1 de Janeiro de 2011
O acordo chegou ao fim. Hannibas está assustado e já sabe voar. O sangue
sujou-lhe as mãos. Está esfomeado e ainda falta tanto caminho para percorrer. A
jornada será dura. O futuro rei serpente terá de saber seguir os seguidores,
terá de se colocar na mesma fila daqueles que lhes seguem as pegadas até que
ele próprio alcance o estatuto de guia, até que se transforme no primeiro de
todos esses guias. Não tem alternativa, terá de encontrar o caminho, seguir em
frente, arranjar forças para se afastar da escuridão e das sombras. Os irmãos
acompanham-no nesta fase da jornada. Hannibas, Gorhagahrjani e Leónidas
seguirão juntos, crescerão juntos, aprenderão juntos como ser heróis e darão
tudo por tudo pela glória do império de Chover.
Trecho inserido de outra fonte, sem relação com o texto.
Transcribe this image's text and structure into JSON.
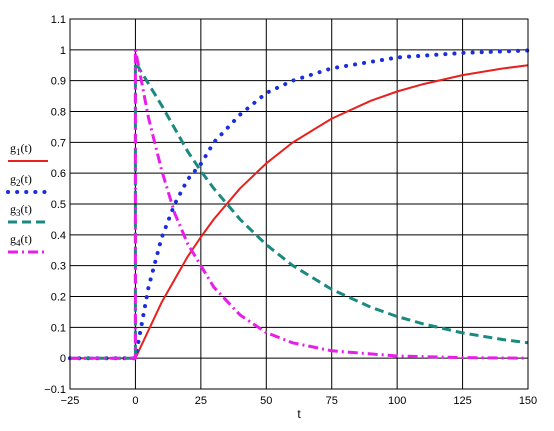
{
  "chart_data": {
    "type": "line",
    "title": "",
    "xlabel": "t",
    "ylabel": "",
    "xlim": [
      -25,
      150
    ],
    "ylim": [
      -0.1,
      1.1
    ],
    "x_ticks": [
      "-25",
      "0",
      "25",
      "50",
      "75",
      "100",
      "125",
      "150"
    ],
    "y_ticks": [
      "-0.1",
      "0",
      "0.1",
      "0.2",
      "0.3",
      "0.4",
      "0.5",
      "0.6",
      "0.7",
      "0.8",
      "0.9",
      "1",
      "1.1"
    ],
    "grid": true,
    "legend_position": "left",
    "series": [
      {
        "name": "g1(t)",
        "name_base": "g",
        "name_sub": "1",
        "name_arg": "(t)",
        "color": "#e8201e",
        "style": "solid",
        "points": [
          [
            -25,
            0
          ],
          [
            0,
            0
          ],
          [
            10,
            0.181
          ],
          [
            20,
            0.33
          ],
          [
            25,
            0.393
          ],
          [
            30,
            0.451
          ],
          [
            40,
            0.551
          ],
          [
            50,
            0.632
          ],
          [
            60,
            0.699
          ],
          [
            75,
            0.777
          ],
          [
            90,
            0.835
          ],
          [
            100,
            0.865
          ],
          [
            110,
            0.889
          ],
          [
            125,
            0.918
          ],
          [
            140,
            0.939
          ],
          [
            150,
            0.95
          ]
        ]
      },
      {
        "name": "g2(t)",
        "name_base": "g",
        "name_sub": "2",
        "name_arg": "(t)",
        "color": "#1a2ee0",
        "style": "dotted",
        "points": [
          [
            -25,
            0
          ],
          [
            0,
            0
          ],
          [
            5,
            0.23
          ],
          [
            10,
            0.39
          ],
          [
            15,
            0.5
          ],
          [
            20,
            0.58
          ],
          [
            25,
            0.63
          ],
          [
            30,
            0.7
          ],
          [
            40,
            0.79
          ],
          [
            50,
            0.86
          ],
          [
            60,
            0.9
          ],
          [
            75,
            0.94
          ],
          [
            100,
            0.975
          ],
          [
            125,
            0.99
          ],
          [
            150,
            0.998
          ]
        ]
      },
      {
        "name": "g3(t)",
        "name_base": "g",
        "name_sub": "3",
        "name_arg": "(t)",
        "color": "#1a8a80",
        "style": "dashed",
        "points": [
          [
            -25,
            0
          ],
          [
            0,
            0
          ],
          [
            0,
            0.96
          ],
          [
            10,
            0.82
          ],
          [
            20,
            0.67
          ],
          [
            25,
            0.607
          ],
          [
            30,
            0.55
          ],
          [
            40,
            0.45
          ],
          [
            50,
            0.368
          ],
          [
            60,
            0.301
          ],
          [
            75,
            0.223
          ],
          [
            90,
            0.165
          ],
          [
            100,
            0.135
          ],
          [
            110,
            0.111
          ],
          [
            125,
            0.082
          ],
          [
            140,
            0.061
          ],
          [
            150,
            0.05
          ]
        ]
      },
      {
        "name": "g4(t)",
        "name_base": "g",
        "name_sub": "4",
        "name_arg": "(t)",
        "color": "#e81ee8",
        "style": "dashdot",
        "points": [
          [
            -25,
            0
          ],
          [
            0,
            0
          ],
          [
            0,
            1
          ],
          [
            5,
            0.78
          ],
          [
            10,
            0.61
          ],
          [
            15,
            0.47
          ],
          [
            20,
            0.37
          ],
          [
            25,
            0.3
          ],
          [
            30,
            0.23
          ],
          [
            40,
            0.14
          ],
          [
            50,
            0.083
          ],
          [
            60,
            0.05
          ],
          [
            75,
            0.024
          ],
          [
            100,
            0.007
          ],
          [
            125,
            0.002
          ],
          [
            150,
            0.0
          ]
        ]
      }
    ]
  }
}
Contrariamente aos futuros guias, não mentirão pois terão de ser, entre
todos, os mais verdadeiros seres do universo. Terão de vencer todos os perigos,
todas as tempestades, atravessar todos os desertos e enfrentar todas as chamas
para alcançarem os locais onde se arquivam todas as histórias. Saberão o
que pretendem e qual o destino a seguir. viajarão durante séculos através
dos mais altos cumes de Wawaghan até descobrirem as luzes de todas as histórias
e de todas as pedras que as arquivam para que tudo possa, então, rejuvenescer.
Depois de ultrapassado esse desafio, seguirão sozinhos a viagem. Ensinarão
tudo o que aprenderam a quem os resolver acompanhar e ensinarão as palavras e
as lições de todas as histórias. Só assim passarão a entender verdadeiramente o
significado desta importante viagem.
O mundo do lado de fora de todas as habitações passará a ser forte, alegre.
Em todos os relvados crescerá o mais esplendoroso dos jardins. Muros serão
derrubados, as escuras vidraças serão quebradas, as portas e as janelas
abrir-se-ão de par em par e os rostos iluminar-se-ão em rasgados sorrisos de
alegria.
Parece-lhe irreal este destino. Hannibas não consegue deixar de olhar para
as mãos azuis sujas de sangue e imaginar que este destino lhe tem andado a
mentir. Não se sente como ele neste jogo e duvida da facilidade com que
conseguiu derrotar o grande dragão negro. Nunca antes se sentira assim tão
vivo. Parece ansioso por recuperar o tempo perdido mas gostava que as suas mãos
estivessem limpas. Não consegue parar e não sabe se essa é a sua vontade.
Ignora a presença dos irmãos que o acompanham. Esta noite não é acerca dos seus
feitos mas de tudo aquilo que eles representam. Escutou e reconheceu a voz de
Argenta, a rainha sua mãe, muito distante, dando-lhe conselhos. As únicas
sombras que o seguem, neste momento, são as dos irmãos Gorhagahrjani e Leónidas,
príncipes de Chover.
- Que sentido faz fugir dos próprios irmãos que me acompanham? Sinto-me
bem, tão bem como nunca antes me senti. Num momento caminhamos, noutro, estamos
sentados à chuva perante o abismo que criámos. E no meio desta viagem terei de
encontrar o amor, de preferência na manhã de um esplendoroso dia. Fazer com que
isso aconteça e impedir que, ao acontecer, desapareça. Sem mentiras, sem
palavras, só com o corpo a dançar, a voar e a planar por cima da mãe montanha.
Nunca pensei poder sentir-me como agora, ser capaz de poder abraçar a própria
Wawaghan. E fugir para quê? Fugir de quê se fui capaz de derrotar a própria
besta sanguinária? Quero abraçar a madrugada e voar escondido, abrigado na sua
escuridão. Por tantas razões sem sentido desejo sobrevoar Wawaghan de
madrugada, vezes e vezes sem conta, sentir-me miserável, despojado de títulos e
de riquezas até que a porta se abra e a surpresa aconteça. Saltar e esperar
poder voar pois caso contrário cairei como as pedras que contêm as histórias e
Wawaghan voltará a ser o que já foi antes de tudo ter acontecido.